The stock-piled ore was taken from the pit in the dump-cars of the defendant and under its own motive power. In the ordinary open pit mining the railroad ore cars go into the mine and when loaded are put in trains and started on their way to the docks. The reason suggested in the record for using the dump-cars and for stock-piling was that there was a shortage of Great Northern railway cars and by stock-piling mining was expedited. It was towards the close of the season. It is not suggested that the method adopted was not good mining. It did no wrong to the plaintiff. It would not have helped it to leave the ore in place and remove it the next lease year in railway cars. Besides the lease did not specify the particular kind of mining or prohibit stock-piling. The covenants of the lease in effect require good honest mining.

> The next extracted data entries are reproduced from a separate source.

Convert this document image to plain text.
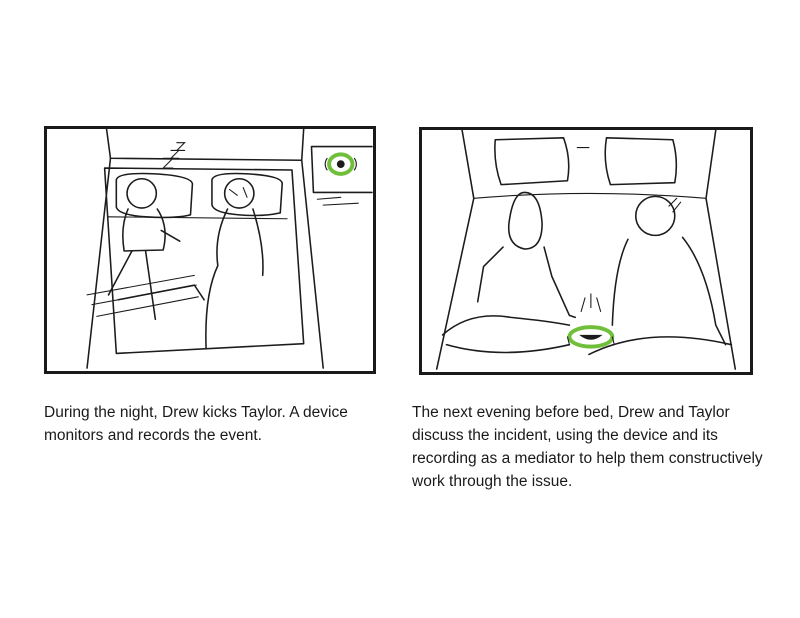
During the night, Drew kicks Taylor. A device monitors and records the event.

The next evening before bed, Drew and Taylor discuss the incident, using the device and its recording as a mediator to help them constructively work through the issue.
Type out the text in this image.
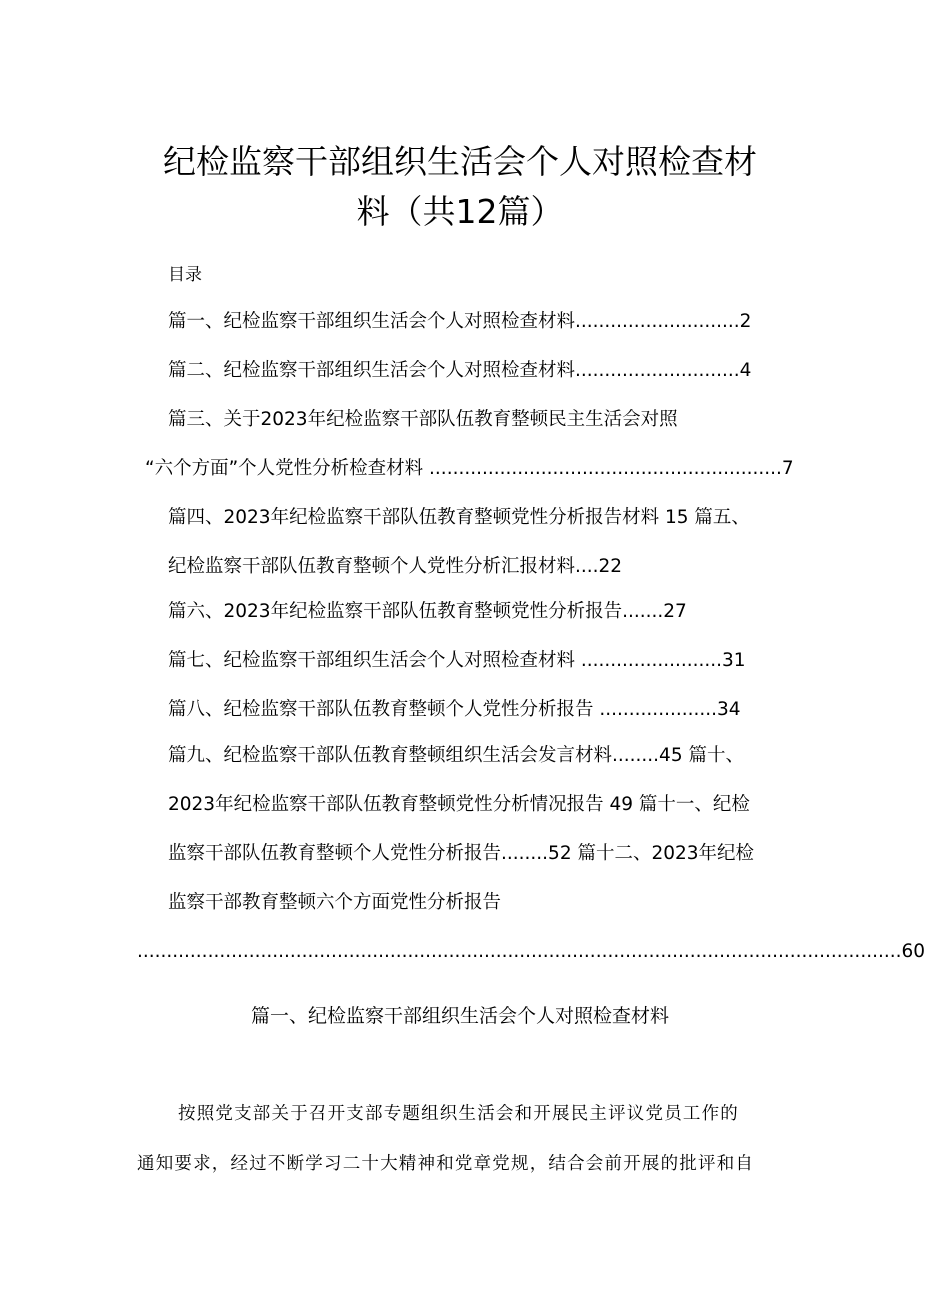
纪检监察干部组织生活会个人对照检查材
料（共12篇）
目录
篇一、纪检监察干部组织生活会个人对照检查材料............................2
篇二、纪检监察干部组织生活会个人对照检查材料............................4
篇三、关于2023年纪检监察干部队伍教育整顿民主生活会对照
“六个方面”个人党性分析检查材料 ............................................................7
篇四、2023年纪检监察干部队伍教育整顿党性分析报告材料 15 篇五、
纪检监察干部队伍教育整顿个人党性分析汇报材料....22
篇六、2023年纪检监察干部队伍教育整顿党性分析报告.......27
篇七、纪检监察干部组织生活会个人对照检查材料 ........................31
篇八、纪检监察干部队伍教育整顿个人党性分析报告 ....................34
篇九、纪检监察干部队伍教育整顿组织生活会发言材料........45 篇十、
2023年纪检监察干部队伍教育整顿党性分析情况报告 49 篇十一、纪检
监察干部队伍教育整顿个人党性分析报告........52 篇十二、2023年纪检
监察干部教育整顿六个方面党性分析报告
..................................................................................................................................60
篇一、纪检监察干部组织生活会个人对照检查材料
按照党支部关于召开支部专题组织生活会和开展民主评议党员工作的
通知要求，经过不断学习二十大精神和党章党规，结合会前开展的批评和自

How far stock-piling, either in open pit or underground mining, may be adopted by the lessee, either because of market conditions, the lack of transportation facilities, or the desirability of keeping the mine in operation though the product cannot be removed from the leased premises immediately, or how long it may stay in stock-pile, is not of present concern. There is no suggestion in the proofs of undue delay or unfair mining.
The lease contemplated that the ore be taken from the premises by railway to the lake docks. The mining and removal of the stock-piled 122,743 tons plus was, within the meaning of the lease requiring payment of agreed royalties, an operation of the lease year commencing July 1, 1925. The construction adopted gives the plaintiff the agreed royalty for all ore removed. It loses no minimums, neither for the 1925 lease year nor prior years. It has received in excess of all minimums. The thought suggests itself that *Page 260 the quarter commencing July 1, 1925, within which it seems that the ore was actually shipped, should be taken as the end of the period and subsequent minimums be held recoverable. An analysis shows that this is not sound. The royalties are for the lease year, not for separate quarters. The quarterly instalments are advance minimum royalties. As the lease puts it, they represent royalties for ore "already paid for in advance." The right of terminating the lease within the lease year is preserved.
The result is that the defendant is liable for the agreed royalty of 7 1/2 cents on the 122,743 tons plus shipped after July 1, 1925, and before the termination of the lease on February 11, 1926, amounting to $9,205.73; that it is entitled to a credit thereon of $1,406.25 for the July 1, 1925, instalment of minimum paid; and that it is not liable for the $1,406.25 instalment of minimum becoming due October 1, 1925, nor for the pro rate of $640.62 of the January 1, 1926, instalment. This makes a balance of $7,799.48, not including interest.
3. In taking ore to the stock-pile the defendant found it convenient to pass off the leased premises over the St. Paul mine adjoining and back to the stock-pile. The plaintiff claims that this constituted a removal of the ore from the premises within the terms of the lease. We do not construe it so. Removal means removal from the premises on the final journey to the docks.
The judgment should be modified by reducing the recovery to $7,799.48, with interest and the costs of the court below. The defendant will recover costs in this court.